Tuesday, April 24, 2012

tried and failed

Yes of course my use has been increasing slowly so I figured I should try to at least cut down a bit on the smoking up. I cut down a third of a joint for a week no problem. Cut down another third and still ok. But by the next week I started drinking and snorting more, resulting in a 5 day binge that has left my brain completely drained of any feel-good chemicals. I feel like shit. And I know it's not going to stop because I still can't stop using. Every puff is digging deeper into the feel-like-shit hole and every drink and line are just even bigger and deeper scoops. I can't help but feel that I am fucked. There's only so much abuse the brain and mind can take and I'm just getting more and more unstable. I really don't know what to do anymore. Going through therapy, ending up in hospital and going to rehab were still not enough before.
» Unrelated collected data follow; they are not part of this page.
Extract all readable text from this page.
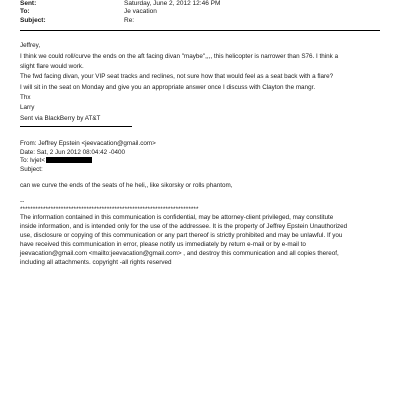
Sent:	Saturday, June 2, 2012 12:46 PM
To:	Je vacation
Subject:	Re:
Jeffrey,
I think we could roll/curve the ends on the aft facing divan "maybe",,,, this helicopter is narrower than S76. I think a
slight flare would work.
The fwd facing divan, your VIP seat tracks and reclines, not sure how that would feel as a seat back with a flare?
I will sit in the seat on Monday and give you an appropriate answer once I discuss with Clayton the mangr.
Thx
Larry
Sent via BlackBerry by AT&T
From: Jeffrey Epstein <jeevacation@gmail.com>
Date: Sat, 2 Jun 2012 08:04:42 -0400
To: lvjet<
Subject:
can we curve the ends of the seats of he heli,, like sikorsky or rolls phantom,
--
**********************************************************************
The information contained in this communication is confidential, may be attorney-client privileged, may constitute
inside information, and is intended only for the use of the addressee. It is the property of Jeffrey Epstein Unauthorized
use, disclosure or copying of this communication or any part thereof is strictly prohibited and may be unlawful. If you
have received this communication in error, please notify us immediately by return e-mail or by e-mail to
jeevacation@gmail.com <mailto:jeevacation@gmail.com> , and destroy this communication and all copies thereof,
including all attachments. copyright -all rights reserved
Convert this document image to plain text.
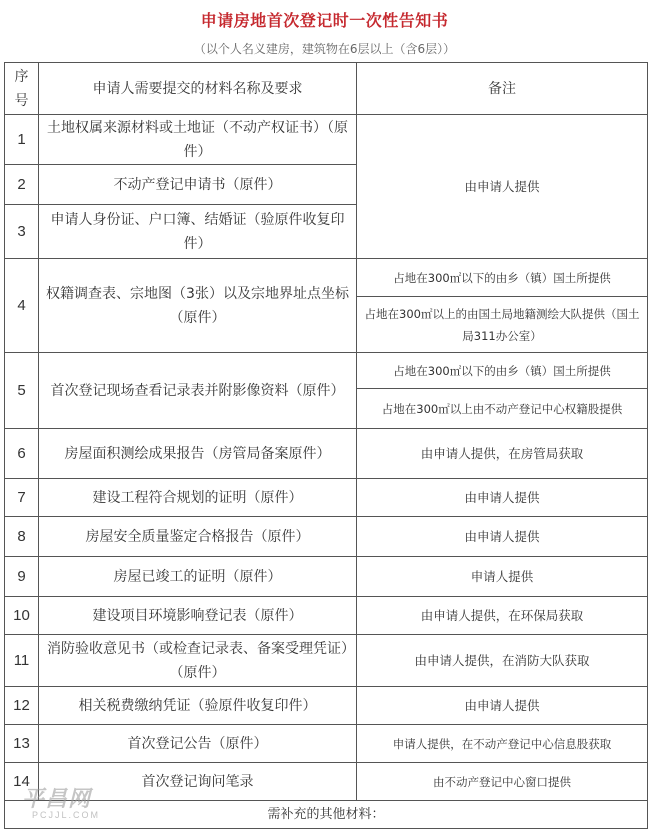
申请房地首次登记时一次性告知书
（以个人名义建房，建筑物在6层以上（含6层））
序号	申请人需要提交的材料名称及要求	备注
1	土地权属来源材料或土地证（不动产权证书）（原件）	由申请人提供
2	不动产登记申请书（原件）	
3	申请人身份证、户口簿、结婚证（验原件收复印件）	
4	权籍调查表、宗地图（3张）以及宗地界址点坐标（原件）	占地在300㎡以下的由乡（镇）国土所提供
		占地在300㎡以上的由国土局地籍测绘大队提供（国土局311办公室）
5	首次登记现场查看记录表并附影像资料（原件）	占地在300㎡以下的由乡（镇）国土所提供
		占地在300㎡以上由不动产登记中心权籍股提供
6	房屋面积测绘成果报告（房管局备案原件）	由申请人提供，在房管局获取
7	建设工程符合规划的证明（原件）	由申请人提供
8	房屋安全质量鉴定合格报告（原件）	由申请人提供
9	房屋已竣工的证明（原件）	申请人提供
10	建设项目环境影响登记表（原件）	由申请人提供，在环保局获取
11	消防验收意见书（或检查记录表、备案受理凭证）（原件）	由申请人提供，在消防大队获取
12	相关税费缴纳凭证（验原件收复印件）	由申请人提供
13	首次登记公告（原件）	申请人提供，在不动产登记中心信息股获取
14	首次登记询问笔录	由不动产登记中心窗口提供
需补充的其他材料：		
平昌网
PCJJL.COM
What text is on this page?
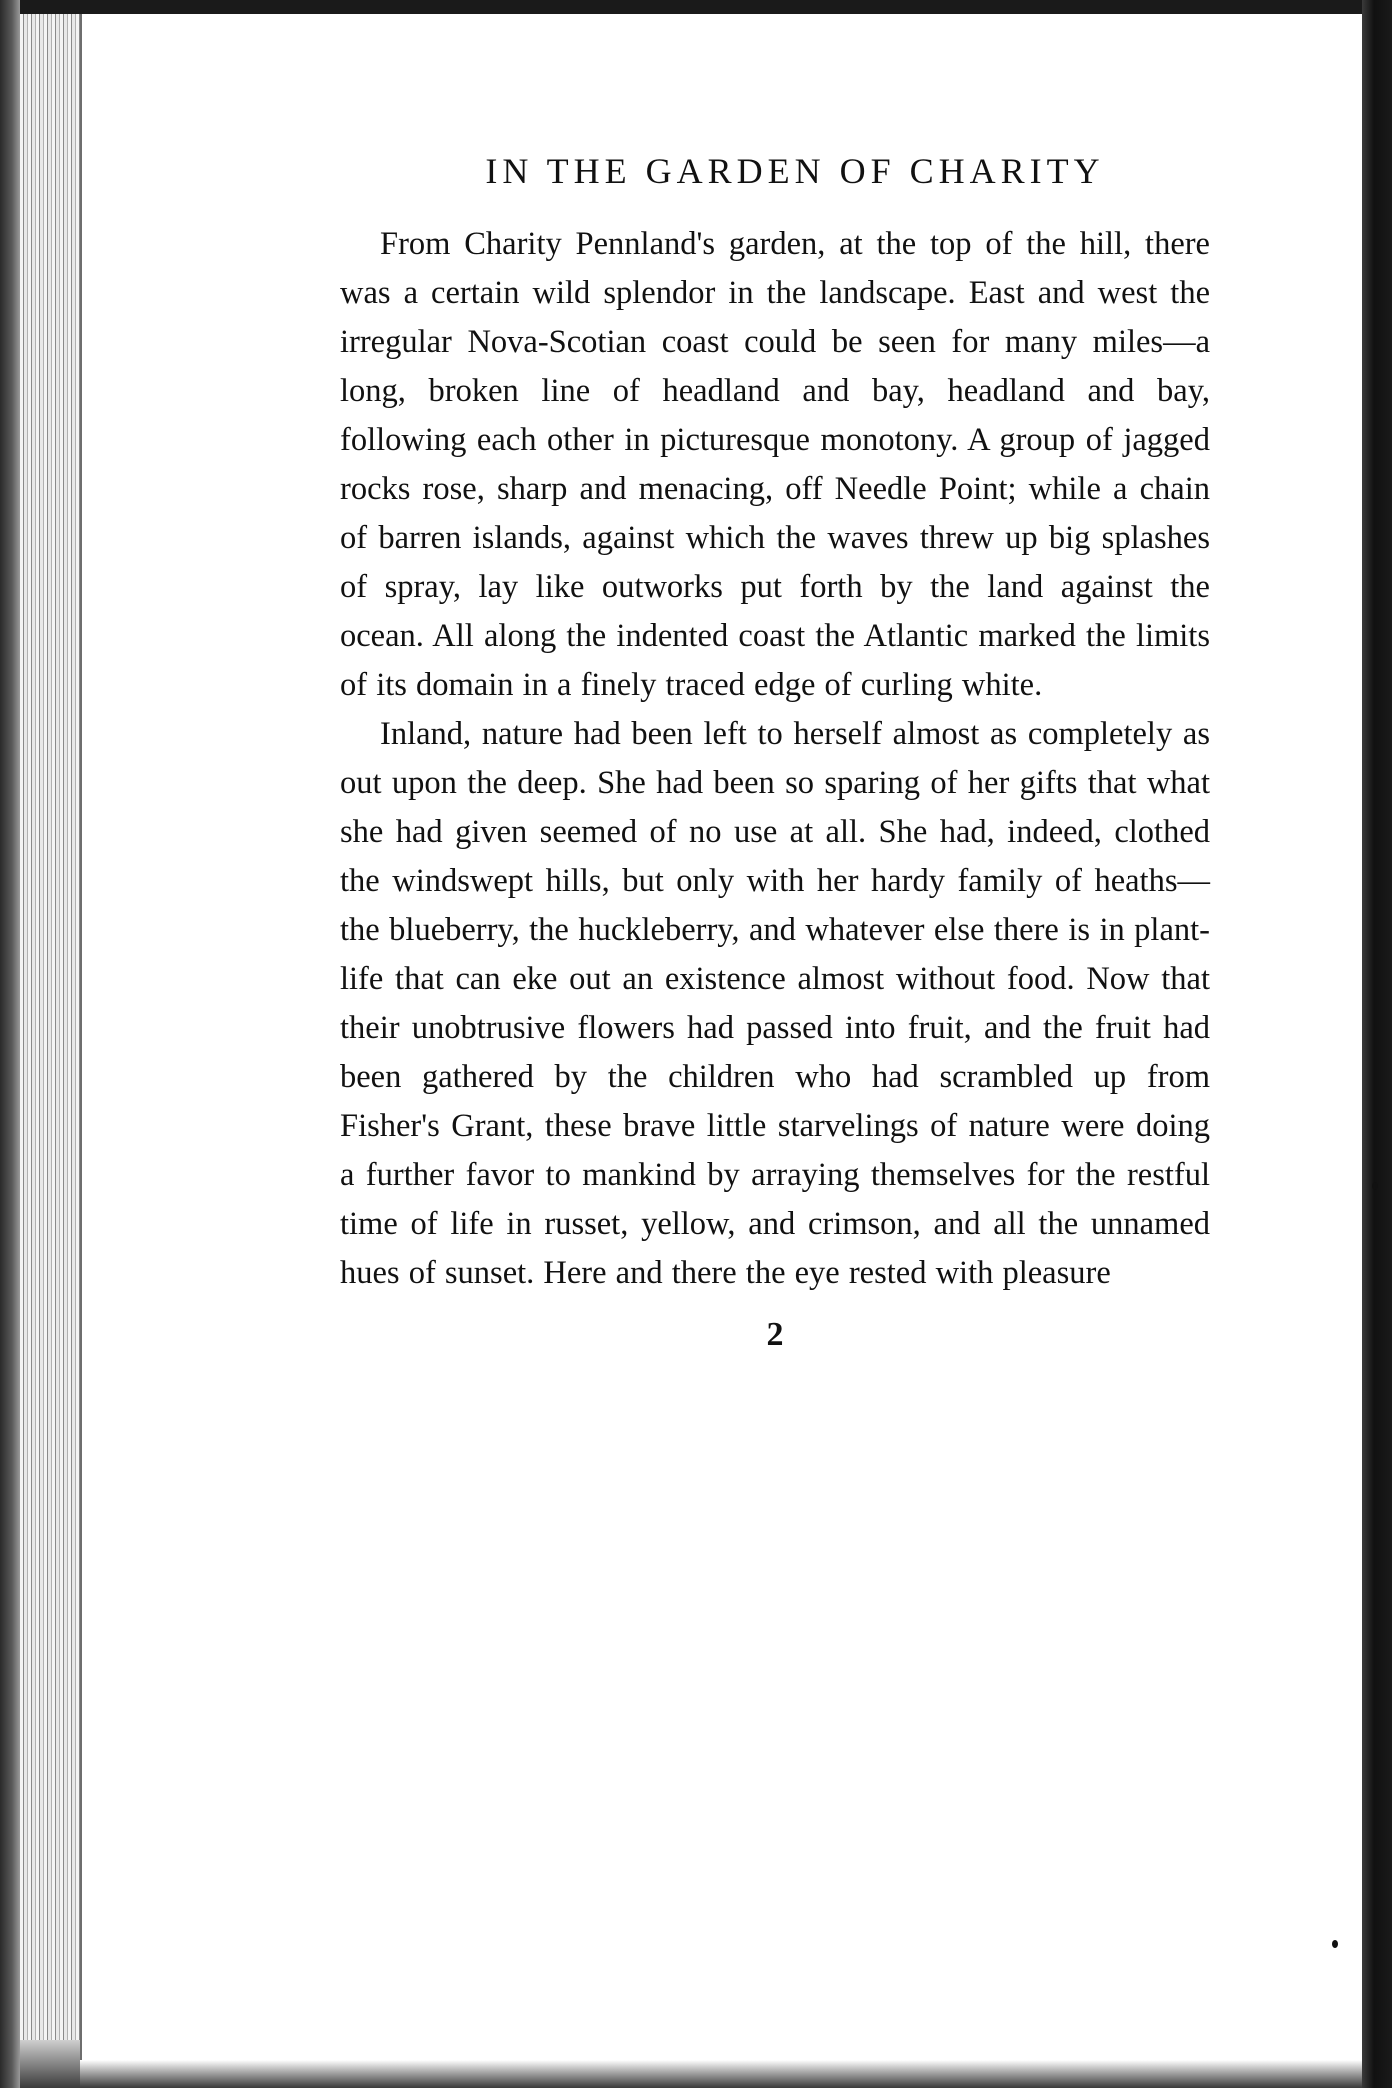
IN THE GARDEN OF CHARITY

From Charity Pennland's garden, at the top of the hill, there was a certain wild splendor in the landscape. East and west the irregular Nova-Scotian coast could be seen for many miles—a long, broken line of headland and bay, headland and bay, following each other in picturesque monotony. A group of jagged rocks rose, sharp and menacing, off Needle Point; while a chain of barren islands, against which the waves threw up big splashes of spray, lay like outworks put forth by the land against the ocean. All along the indented coast the Atlantic marked the limits of its domain in a finely traced edge of curling white.

Inland, nature had been left to herself almost as completely as out upon the deep. She had been so sparing of her gifts that what she had given seemed of no use at all. She had, indeed, clothed the windswept hills, but only with her hardy family of heaths—the blueberry, the huckleberry, and whatever else there is in plant-life that can eke out an existence almost without food. Now that their unobtrusive flowers had passed into fruit, and the fruit had been gathered by the children who had scrambled up from Fisher's Grant, these brave little starvelings of nature were doing a further favor to mankind by arraying themselves for the restful time of life in russet, yellow, and crimson, and all the unnamed hues of sunset. Here and there the eye rested with pleasure

2
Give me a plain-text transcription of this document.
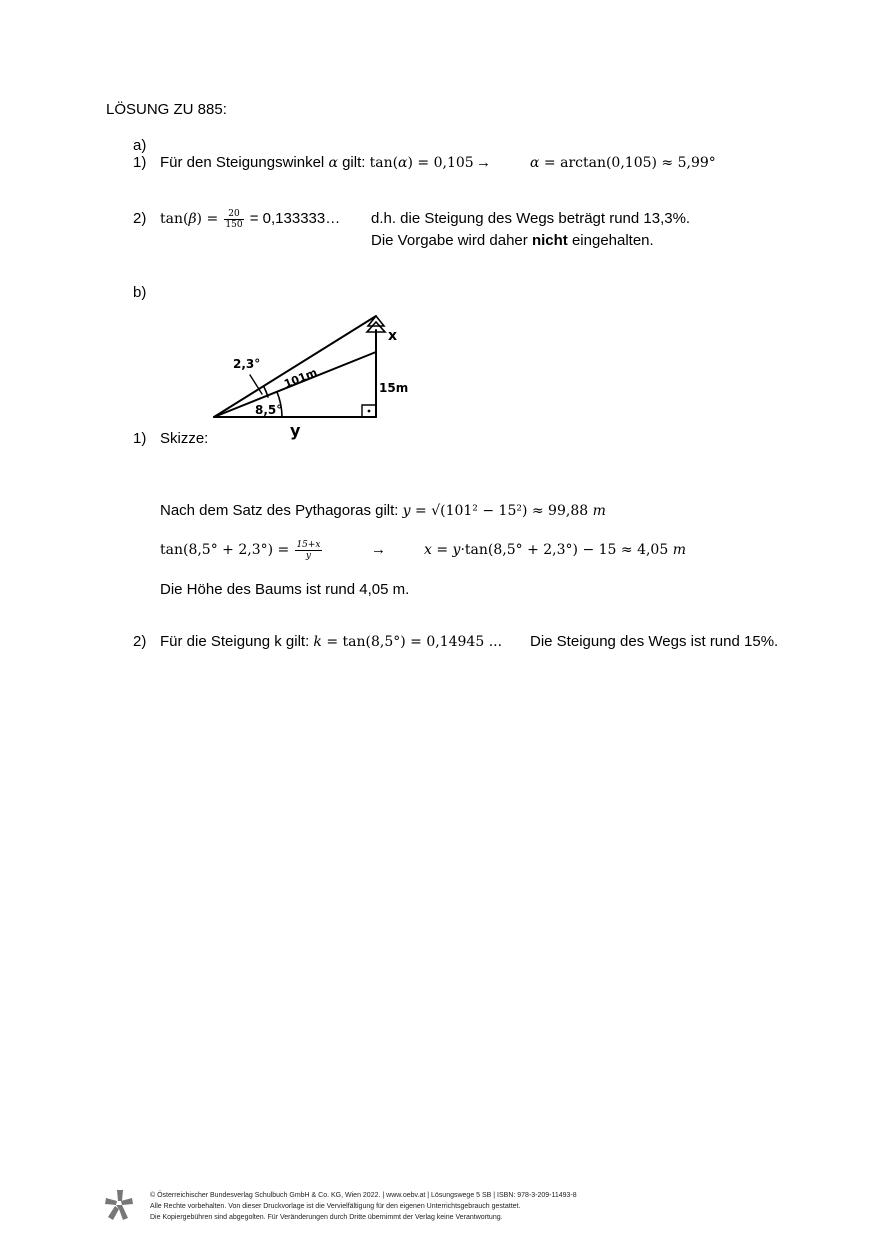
LÖSUNG ZU 885:
a)
1) Für den Steigungswinkel α gilt: tan(α) = 0,105 →	α = arctan(0,105) ≈ 5,99°
2) $\tan(\beta) = \frac{20}{150}$ = 0,133333… d.h. die Steigung des Wegs beträgt rund 13,3%.
Die Vorgabe wird daher nicht eingehalten.
b)
x
2,3°
101m	15m
8,5°
y
1) Skizze:
Nach dem Satz des Pythagoras gilt: y = √(101² − 15²) ≈ 99,88 m
$\tan(8,5^\circ + 2,3^\circ) = \frac{15+x}{y}$	→	x = y·tan(8,5° + 2,3°) − 15 ≈ 4,05 m
Die Höhe des Baums ist rund 4,05 m.
2) Für die Steigung k gilt: k = tan(8,5°) = 0,14945 ... Die Steigung des Wegs ist rund 15%.
© Österreichischer Bundesverlag Schulbuch GmbH & Co. KG, Wien 2022. | www.oebv.at | Lösungswege 5 SB | ISBN: 978-3-209-11493-8
Alle Rechte vorbehalten. Von dieser Druckvorlage ist die Vervielfältigung für den eigenen Unterrichtsgebrauch gestattet.
Die Kopiergebühren sind abgegolten. Für Veränderungen durch Dritte übernimmt der Verlag keine Verantwortung.
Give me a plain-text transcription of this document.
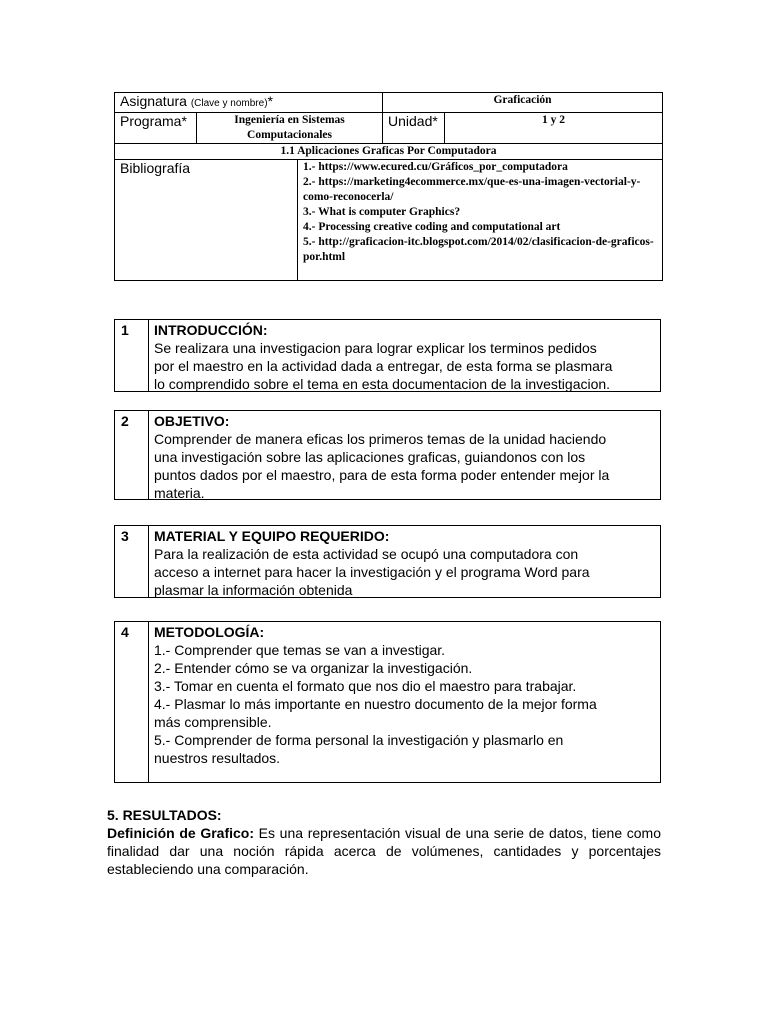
Asignatura (Clave y nombre)*			Graficación	
Programa*	Ingeniería en Sistemas Computacionales		Unidad*	1 y 2
1.1 Aplicaciones Graficas Por Computadora				
Bibliografía		1.- https://www.ecured.cu/Gráficos_por_computadora
2.- https://marketing4ecommerce.mx/que-es-una-imagen-vectorial-y-como-reconocerla/
3.- What is computer Graphics?
4.- Processing creative coding and computational art
5.- http://graficacion-itc.blogspot.com/2014/02/clasificacion-de-graficos-por.html		
1	INTRODUCCIÓN:
Se realizara una investigacion para lograr explicar los terminos pedidos
por el maestro en la actividad dada a entregar, de esta forma se plasmara
lo comprendido sobre el tema en esta documentacion de la investigacion.
2	OBJETIVO:
Comprender de manera eficas los primeros temas de la unidad haciendo
una investigación sobre las aplicaciones graficas, guiandonos con los
puntos dados por el maestro, para de esta forma poder entender mejor la
materia.
3	MATERIAL Y EQUIPO REQUERIDO:
Para la realización de esta actividad se ocupó una computadora con
acceso a internet para hacer la investigación y el programa Word para
plasmar la información obtenida
4	METODOLOGÍA:
1.- Comprender que temas se van a investigar.
2.- Entender cómo se va organizar la investigación.
3.- Tomar en cuenta el formato que nos dio el maestro para trabajar.
4.- Plasmar lo más importante en nuestro documento de la mejor forma
más comprensible.
5.- Comprender de forma personal la investigación y plasmarlo en
nuestros resultados.
5. RESULTADOS:

Definición de Grafico: Es una representación visual de una serie de datos, tiene como finalidad dar una noción rápida acerca de volúmenes, cantidades y porcentajes estableciendo una comparación.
I feel like I need so much more help than the health system can give me and what my friends and family can give me. So I'm left all alone in my head, fighting for my life everyday. But that's not true, I'm not truly alone, God is with me always, I asked for it so I know He is there. He has to be there though I don't often feel it, otherwise I would have been dead a long time ago. I'm still going to get assessed by the centre that runs the rehab and see what happens. Needless to say, in this state I can't do much like tabbing or playing music or anything productive really... including blogging. Next post might be another week or month.

warrior princess

God gave me a vision of what is truly my identity. Something very close to Zena but as a spiritual warrior princess! God is my Father through Christ so I am a princess as He is the King but He also equipped us with the Bible as a spiritual double-edged sword and armour and so on. If only this could replace the endless black hole I instead feel inside me.

They've turned against me

They were my absolute best friends. It was amazingly comforting to know that I could call on them any time, from almost anywhere and they would be right there for me. When I found life too harsh and unforgiving, I always could count on them to make me forget and laugh again. When I found it too hard to ask anyone for help or simple company, I knew I could easily find myself in their enjoyable and entertaining presence. Actually, we were more than friends. They gave me so much pleasure in increasingly dark days that I slowly started to spend all my time with them. And just when I found them to be more important to my life than the air I breathed, they turned against me. It was the worst betrayal done completely behind my back and while they blinded me to reality they took all my problems and multiplied them into insurmountable mountains. They've darkened my world to the point where I can only despair in hopelessness. And yet, I'm still so dependent on their company. I've learned to let them manage my life and I don't know how to live without them. But the more time I spend with them, the more I suffer their abuse on my psyche and body. I have to somehow have the strength to say good-bye and permanently. I have to love life enough to choose a harder but better way of life. I have to have faith that things will get better with help and without them. I have to love myself to treat myself better and love others.